What does it mean to make work that goes against the brackets, binaries and categories laid out by society? For Chloe Chiasson, an artist based in Brooklyn, her interests are in these middle spaces and her work highlights queer life and visibility.
Growing up in a small town in Texas, Chloe found a love of creativity and was accepted into the New York Academy of Art where she learnt the ropes of her newfound craft, developing a unique aesthetic forged from large-scale, mixed-media pieces that bellow with her personal view of the world. For Chloe, art is more than putting paint on canvas.
She tells us: "Inspired by the desire to rebel and confront this paradigm of sameness versus difference that has historically suppressed non-conforming identities and expressions, my work is a rejection of the usual exclusiveness of many things: femininity and masculinity, sexuality and freedoms of expression, being yourself, secular perhaps, open, in landscapes and spaces that historically demand that I, and other queer people like me, specifically cannot and should not exist."
Chloe's style is unique, not least for the moody colour palettes and Western influences, but also in the construction. Her process combines painting and carpentry in defiance of traditional distinctions between fine art and craft. She masterfully collages together images from different periods, finding an unexpected resonance within disparate moments.
Limbs of her subjects fall off the canvas as she extracts small parts of the legs and arms, alluding to the cut-and-paste process of collage that she entwines with her paint. It's like the subjects are jumping out at you, caught in a moment from everyday life (running, hanging out or smoking with a friend, for example).
These worlds and the subjects that live in them are perceived in relation to gender and lesbian sexuality, "crossing boundaries and creating a life based on replacing the socially given central image with images of my own choosing", she explains. She creates these settings through a mix of materials and techniques. "My process is heavily based on construction and deconstruction," she adds, "embracing my queerness by reactivating my identity as assemblages of dynamic, incomplete 'opposing' parts operating in various cultural contexts that partially produce and are produced by, my inhabitance and performance of them."
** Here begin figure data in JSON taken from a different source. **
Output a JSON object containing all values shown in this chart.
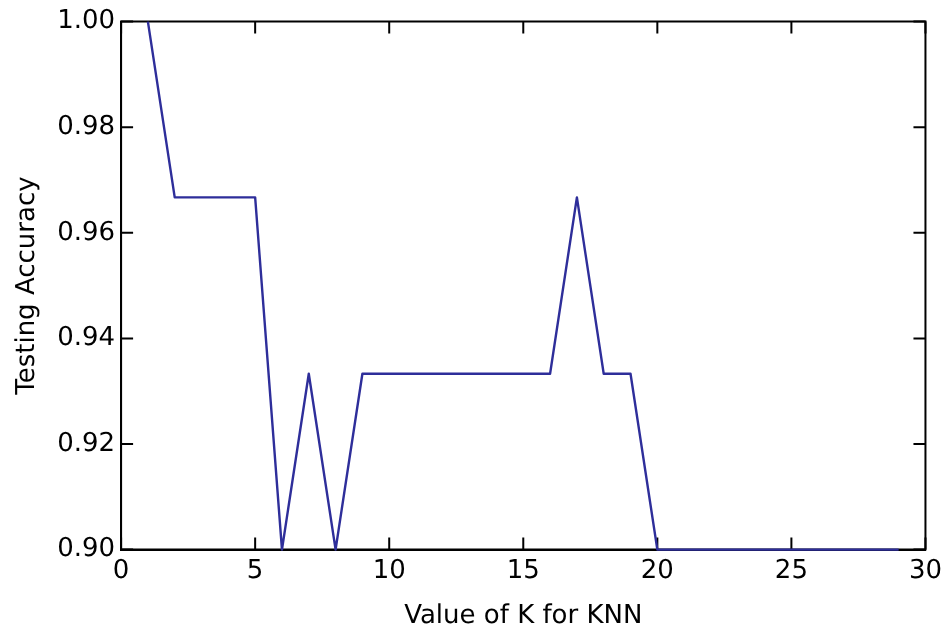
{
  "chart_data": {
    "type": "line",
    "xlabel": "Value of K for KNN",
    "ylabel": "Testing Accuracy",
    "x": [
      1,
      2,
      3,
      4,
      5,
      6,
      7,
      8,
      9,
      10,
      11,
      12,
      13,
      14,
      15,
      16,
      17,
      18,
      19,
      20,
      21,
      22,
      23,
      24,
      25,
      26,
      27,
      28,
      29
    ],
    "series": [
      {
        "color": "#2e2e9a",
        "values": [
          1.0,
          0.9667,
          0.9667,
          0.9667,
          0.9667,
          0.9,
          0.9333,
          0.9,
          0.9333,
          0.9333,
          0.9333,
          0.9333,
          0.9333,
          0.9333,
          0.9333,
          0.9333,
          0.9667,
          0.9333,
          0.9333,
          0.9,
          0.9,
          0.9,
          0.9,
          0.9,
          0.9,
          0.9,
          0.9,
          0.9,
          0.9
        ]
      }
    ],
    "xlim": [
      0,
      30
    ],
    "xticks": [
      0,
      5,
      10,
      15,
      20,
      25,
      30
    ],
    "ylim": [
      0.9,
      1.0
    ],
    "yticks": [
      {
        "value": 0.9,
        "label": "0.90"
      },
      {
        "value": 0.92,
        "label": "0.92"
      },
      {
        "value": 0.94,
        "label": "0.94"
      },
      {
        "value": 0.96,
        "label": "0.96"
      },
      {
        "value": 0.98,
        "label": "0.98"
      },
      {
        "value": 1.0,
        "label": "1.00"
      }
    ],
    "grid": false,
    "legend": false,
    "marker": "none",
    "line_style": "solid"
  }
}
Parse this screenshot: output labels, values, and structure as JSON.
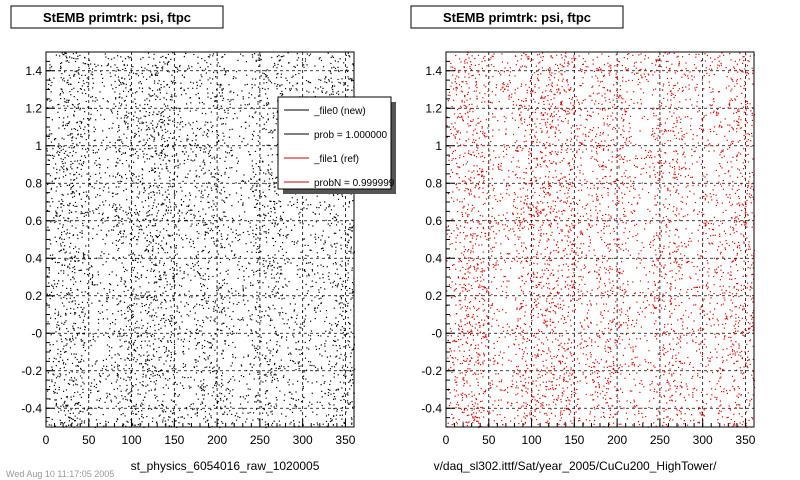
{
  "chart_data": [
    {
      "type": "scatter",
      "title": "StEMB primtrk: psi, ftpc",
      "xlabel": "st_physics_6054016_raw_1020005",
      "xlim": [
        0,
        360
      ],
      "ylim": [
        -0.5,
        1.5
      ],
      "xticks": [
        "0",
        "50",
        "100",
        "150",
        "200",
        "250",
        "300",
        "350"
      ],
      "yticks": [
        "-0.4",
        "-0.2",
        "-0",
        "0.2",
        "0.4",
        "0.6",
        "0.8",
        "1",
        "1.2",
        "1.4"
      ],
      "grid": true,
      "marker_color": "#000000",
      "density_bands": [
        [
          0,
          10,
          0.55
        ],
        [
          10,
          45,
          1.0
        ],
        [
          45,
          80,
          0.5
        ],
        [
          80,
          115,
          0.9
        ],
        [
          115,
          150,
          1.0
        ],
        [
          150,
          175,
          0.6
        ],
        [
          175,
          210,
          0.8
        ],
        [
          210,
          240,
          0.45
        ],
        [
          240,
          275,
          0.8
        ],
        [
          275,
          300,
          0.5
        ],
        [
          300,
          330,
          0.55
        ],
        [
          330,
          360,
          0.85
        ]
      ],
      "points_estimate": 5200,
      "legend": {
        "placement": "top-right",
        "entries": [
          {
            "label": "_file0 (new)",
            "color": "#000000"
          },
          {
            "label": "prob = 1.000000",
            "color": "#000000"
          },
          {
            "label": "_file1 (ref)",
            "color": "#cc0000"
          },
          {
            "label": "probN = 0.999999",
            "color": "#cc0000"
          }
        ]
      }
    },
    {
      "type": "scatter",
      "title": "StEMB primtrk: psi, ftpc",
      "xlabel": "v/daq_sl302.ittf/Sat/year_2005/CuCu200_HighTower/",
      "xlim": [
        0,
        360
      ],
      "ylim": [
        -0.5,
        1.5
      ],
      "xticks": [
        "0",
        "50",
        "100",
        "150",
        "200",
        "250",
        "300",
        "350"
      ],
      "yticks": [
        "-0.4",
        "-0.2",
        "-0",
        "0.2",
        "0.4",
        "0.6",
        "0.8",
        "1",
        "1.2",
        "1.4"
      ],
      "grid": true,
      "marker_color": "#dd0000",
      "density_bands": [
        [
          0,
          10,
          0.55
        ],
        [
          10,
          45,
          1.0
        ],
        [
          45,
          80,
          0.5
        ],
        [
          80,
          115,
          0.9
        ],
        [
          115,
          150,
          1.0
        ],
        [
          150,
          175,
          0.6
        ],
        [
          175,
          210,
          0.8
        ],
        [
          210,
          240,
          0.45
        ],
        [
          240,
          275,
          0.8
        ],
        [
          275,
          300,
          0.5
        ],
        [
          300,
          330,
          0.55
        ],
        [
          330,
          360,
          0.85
        ]
      ],
      "points_estimate": 5200
    }
  ],
  "footer_text": "Wed Aug 10 11:17:05 2005"
}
Androgynous figures climb out of the canvas and overlap with one another – denoting the layers behind her work and the multitude of meanings captured within. Chloe says that, by working this way, her art suggests the "crossing boundaries or exceeding acceptable 'extents' as they come into their own world – a world where mutability wouldn't be necessary for survival. A world where freedom stretches to take on more meaning than can be held on a bumper sticker. Not a world of being wedged between social constructs, but of hopeful, fluid possibility."
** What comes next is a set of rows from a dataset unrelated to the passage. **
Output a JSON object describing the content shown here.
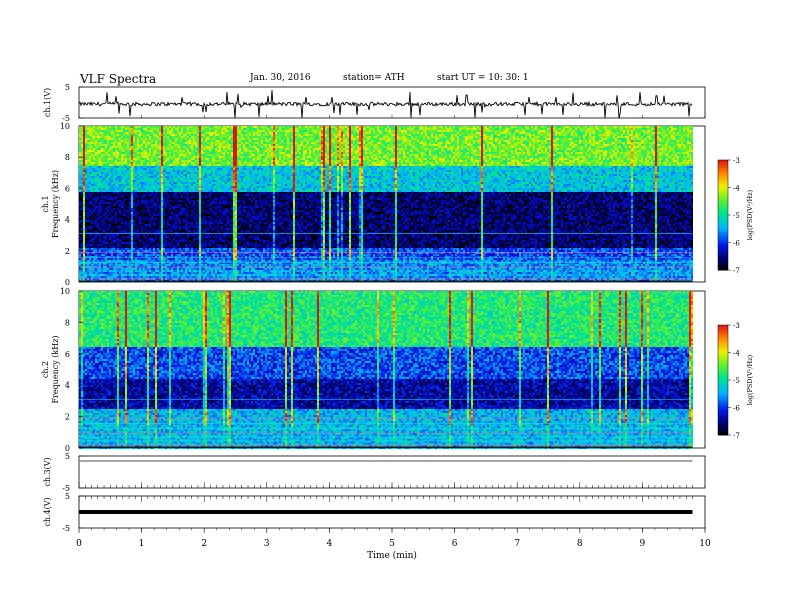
{
  "header": {
    "title": "VLF  Spectra",
    "date": "Jan. 30, 2016",
    "station": "station= ATH",
    "start": "start  UT  =   10: 30: 1"
  },
  "chart_data": [
    {
      "type": "line",
      "panel": "ch1",
      "ylabel": "ch.1(V)",
      "yticks": [
        "5",
        "-5"
      ],
      "ylim": [
        -5,
        5
      ],
      "xlim": [
        0,
        10
      ],
      "description_values": {
        "baseline_v": -0.5,
        "noise_amplitude_v": 0.6
      }
    },
    {
      "type": "heatmap",
      "panel": "ch1",
      "ylabel_top": "ch.1",
      "ylabel": "Frequency  (kHz)",
      "yticks": [
        "0",
        "2",
        "4",
        "6",
        "8",
        "10"
      ],
      "ylim": [
        0,
        10
      ],
      "xlim": [
        0,
        9.8
      ],
      "colorbar": {
        "label": "log(PSD(V²/Hz)",
        "ticks": [
          "-3",
          "-4",
          "-5",
          "-6",
          "-7"
        ],
        "range": [
          -7,
          -3
        ]
      },
      "bands": [
        {
          "f_lo": 0,
          "f_hi": 1.5,
          "level": -5.6
        },
        {
          "f_lo": 1.5,
          "f_hi": 2.2,
          "level": -5.9
        },
        {
          "f_lo": 2.2,
          "f_hi": 5.8,
          "level": -6.6
        },
        {
          "f_lo": 5.8,
          "f_hi": 7.5,
          "level": -5.3
        },
        {
          "f_lo": 7.5,
          "f_hi": 10,
          "level": -4.4
        }
      ]
    },
    {
      "type": "heatmap",
      "panel": "ch2",
      "ylabel_top": "ch.2",
      "ylabel": "Frequency  (kHz)",
      "yticks": [
        "0",
        "2",
        "4",
        "6",
        "8",
        "10"
      ],
      "ylim": [
        0,
        10
      ],
      "xlim": [
        0,
        9.8
      ],
      "colorbar": {
        "label": "log(PSD(V²/Hz)",
        "ticks": [
          "-3",
          "-4",
          "-5",
          "-6",
          "-7"
        ],
        "range": [
          -7,
          -3
        ]
      },
      "bands": [
        {
          "f_lo": 0,
          "f_hi": 2.5,
          "level": -5.4
        },
        {
          "f_lo": 2.5,
          "f_hi": 4.5,
          "level": -6.4
        },
        {
          "f_lo": 4.5,
          "f_hi": 6.5,
          "level": -5.9
        },
        {
          "f_lo": 6.5,
          "f_hi": 10,
          "level": -4.8
        }
      ]
    },
    {
      "type": "line",
      "panel": "ch3",
      "ylabel": "ch.3(V)",
      "yticks": [
        "5",
        "-5"
      ],
      "ylim": [
        -5,
        5
      ],
      "xlim": [
        0,
        9.8
      ],
      "values_const": 5
    },
    {
      "type": "line",
      "panel": "ch4",
      "ylabel": "ch.4(V)",
      "yticks": [
        "5",
        "-5"
      ],
      "ylim": [
        -5,
        5
      ],
      "xlim": [
        0,
        9.8
      ],
      "values_const": 0
    }
  ],
  "xaxis": {
    "label": "Time  (min)",
    "ticks": [
      "0",
      "1",
      "2",
      "3",
      "4",
      "5",
      "6",
      "7",
      "8",
      "9",
      "10"
    ],
    "range": [
      0,
      10
    ]
  }
}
Chloe makes it clear that art can be influential – a tool to present a new point of view and go against the traditional normals of the world. With a host of new paintings under her belt, Chloe's evocative works can be viewed at New York's Albertz Benda gallery in her first solo show, exhibiting from now until 25 June 2022. Titled In Fast Hearts and Slow Towns, Chloe's series shines a light on radical love and acceptance, the open mesh of possibilities, gaps, overlaps, dissonances, resonances, lapses and excesses of meaning that constitute queerness itself, and she does so with without a shred of forgiveness.